9) David Foster Wallace (not a philosopher?) said in his essay about Dostoyevsky (not a philosopher?) in Consider the Lobster said that without Dostoyevsky there would be no Nietzche. Something that DFW says Dostoyevsky realized that Nietzche liked is our love affair with our problems. We aren't ditching them. We aren't working on them. We are just complaining. We are to some extent in love with our suffering.
Modern psychology collates this (I'm quoting from my Industrial Organizational Psychology class); saying that many times people who hate their jobs don't do anything about the jobs or being in the jobs.
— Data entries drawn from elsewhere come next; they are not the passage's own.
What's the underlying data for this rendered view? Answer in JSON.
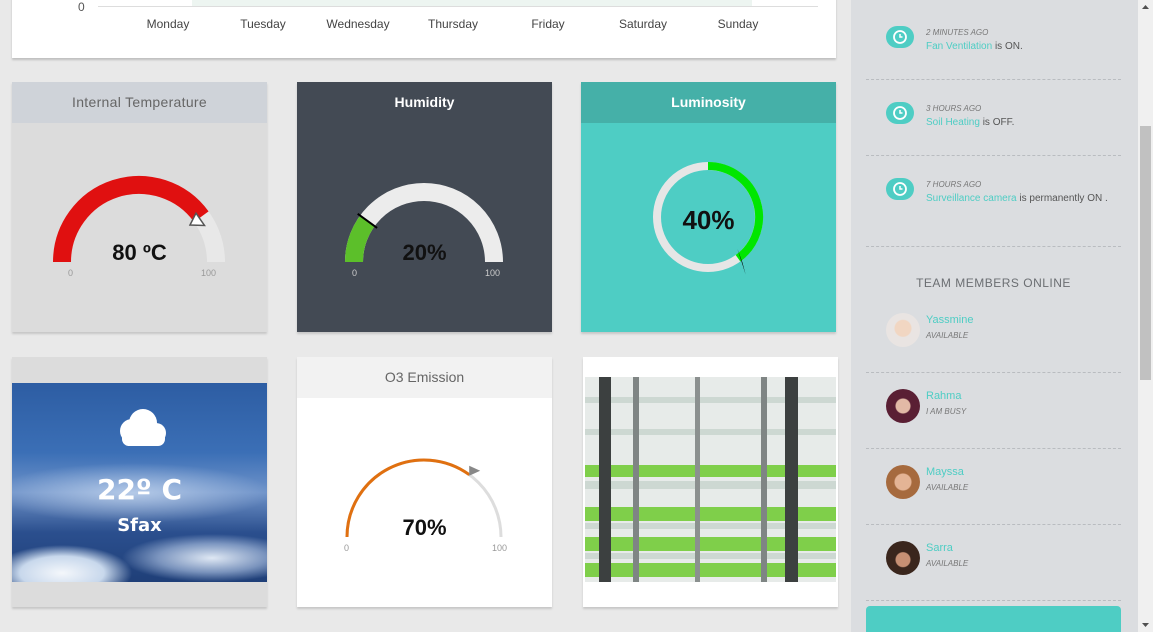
{
  "chart": {
    "zero_label": "0",
    "days": [
      "Monday",
      "Tuesday",
      "Wednesday",
      "Thursday",
      "Friday",
      "Saturday",
      "Sunday"
    ]
  },
  "gauges": {
    "temperature": {
      "title": "Internal Temperature",
      "value_text": "80 ºC",
      "value": 80,
      "min": "0",
      "max": "100",
      "color": "#e01010"
    },
    "humidity": {
      "title": "Humidity",
      "value_text": "20%",
      "value": 20,
      "min": "0",
      "max": "100",
      "color": "#5cbf2a"
    },
    "luminosity": {
      "title": "Luminosity",
      "value_text": "40%",
      "value": 40,
      "color": "#00e600"
    },
    "o3": {
      "title": "O3 Emission",
      "value_text": "70%",
      "value": 70,
      "min": "0",
      "max": "100",
      "color": "#e07010"
    }
  },
  "weather": {
    "temperature": "22º C",
    "city": "Sfax",
    "icon": "cloud-icon"
  },
  "activity": [
    {
      "time": "2 MINUTES AGO",
      "link": "Fan Ventilation",
      "text": " is ON."
    },
    {
      "time": "3 HOURS AGO",
      "link": "Soil Heating",
      "text": " is OFF."
    },
    {
      "time": "7 HOURS AGO",
      "link": "Surveillance camera",
      "text": " is permanently ON ."
    }
  ],
  "team": {
    "title": "TEAM MEMBERS ONLINE",
    "members": [
      {
        "name": "Yassmine",
        "status": "AVAILABLE"
      },
      {
        "name": "Rahma",
        "status": "I AM BUSY"
      },
      {
        "name": "Mayssa",
        "status": "AVAILABLE"
      },
      {
        "name": "Sarra",
        "status": "AVAILABLE"
      }
    ]
  },
  "colors": {
    "accent": "#4ecdc4",
    "dark_card": "#434a54",
    "sidebar": "#dbdde0"
  }
}
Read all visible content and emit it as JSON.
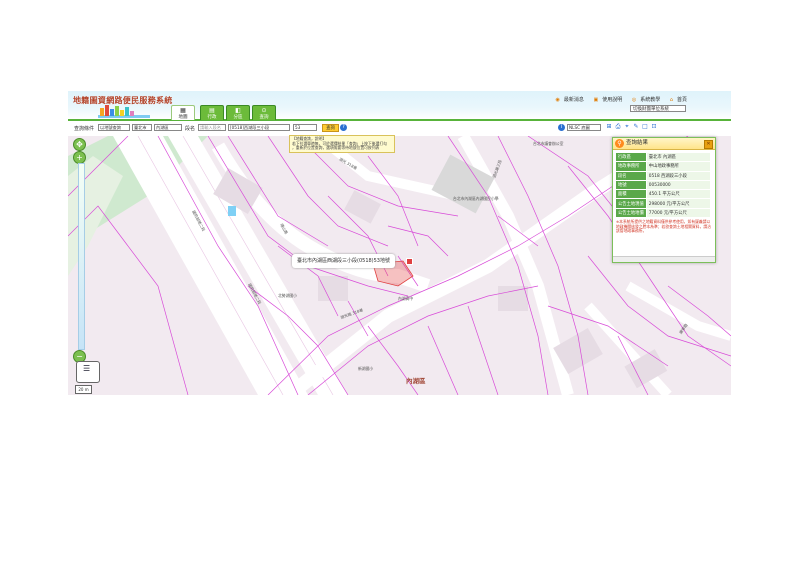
{
  "header": {
    "system_title": "地籍圖資網路便民服務系統",
    "tabs": [
      {
        "label": "地圖",
        "icon": "map-icon"
      },
      {
        "label": "行政",
        "icon": "building-icon"
      },
      {
        "label": "分區",
        "icon": "zone-icon"
      },
      {
        "label": "查詢",
        "icon": "search-icon"
      }
    ],
    "links": [
      {
        "label": "最新消息",
        "icon": "news-icon"
      },
      {
        "label": "使用說明",
        "icon": "book-icon"
      },
      {
        "label": "系統教學",
        "icon": "teach-icon"
      },
      {
        "label": "首頁",
        "icon": "home-icon"
      }
    ],
    "agency_select": "切換財團單位系統"
  },
  "query": {
    "label_condition": "查詢條件",
    "condition_select": "以地號查詢",
    "city_select": "臺北市",
    "district_select": "內湖區",
    "section_label": "段名",
    "section_input_placeholder": "請輸入段名",
    "section_select": "[0518]西湖段三小段",
    "lot_number": "53",
    "search_button": "查詢",
    "coord_select": "NLSC 底圖"
  },
  "tooltip": {
    "line1": "【地籍查詢，說明】",
    "line2": "若下拉選單時無，可於選擇結果「查詢」上按下後選打勾",
    "line3": "，重新於位置查詢，選項需要等待地號位置可按列表"
  },
  "map": {
    "district_label": "內湖區",
    "marker_text": "臺北市內湖區西湖段三小段(0518)53地號",
    "poi": [
      "台北市內湖區內湖國民小學",
      "台北市議會辦公室",
      "北勢湖國小",
      "內湖高中",
      "新湖國小",
      "國賓飯店",
      "西湖路",
      "湖光路",
      "成功路三段"
    ],
    "road_labels": [
      "國防部路二段",
      "國防部路二段",
      "湖光路三段",
      "環山路",
      "康寧路",
      "湖光路 318巷",
      "湖光 318巷"
    ],
    "scale": "20 m"
  },
  "result": {
    "title": "查詢結果",
    "rows": [
      {
        "key": "行政區",
        "value": "臺北市 內湖區"
      },
      {
        "key": "地政事務所",
        "value": "中山地政事務所"
      },
      {
        "key": "段名",
        "value": "0518 西湖段三小段"
      },
      {
        "key": "地號",
        "value": "00530000"
      },
      {
        "key": "面積",
        "value": "450.1 平方公尺"
      },
      {
        "key": "公告土地現值",
        "value": "298000 元/平方公尺"
      },
      {
        "key": "公告土地地價",
        "value": "77000 元/平方公尺"
      }
    ],
    "note": "※本系統所提供之地籍資料僅供參考使用，如有疑義請以地政機關核發之謄本為準；若欲查詢土地相關資料，請洽該管地政事務所。"
  },
  "colors": {
    "accent_green": "#58b33a",
    "parcel_line": "#d84bd8",
    "map_bg": "#f2eaf0",
    "road": "#ffffff"
  }
}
10) When I'm having a good moment, sometimes my whole life looks great. When I feel like hell, it feelsl like my whole life has been hell. Perspective means so much. Nietzche formulated Perspectivism, that everything is from a perspective, that perspective cannot be lost and all there is is interpretation.

Gloom doom boom! Wazooo!
Glad Happy Explosion! Hartabokahshoo!!!


I said to my history professor Dr. Ambaras, that this is history for me. This was the last time I was going to see him for this semester. His last test (not a final? He says it's not a final) and his last essay are both entered on line. He cancelled class for Thursday. I said that this is one of the times that we know history is happening.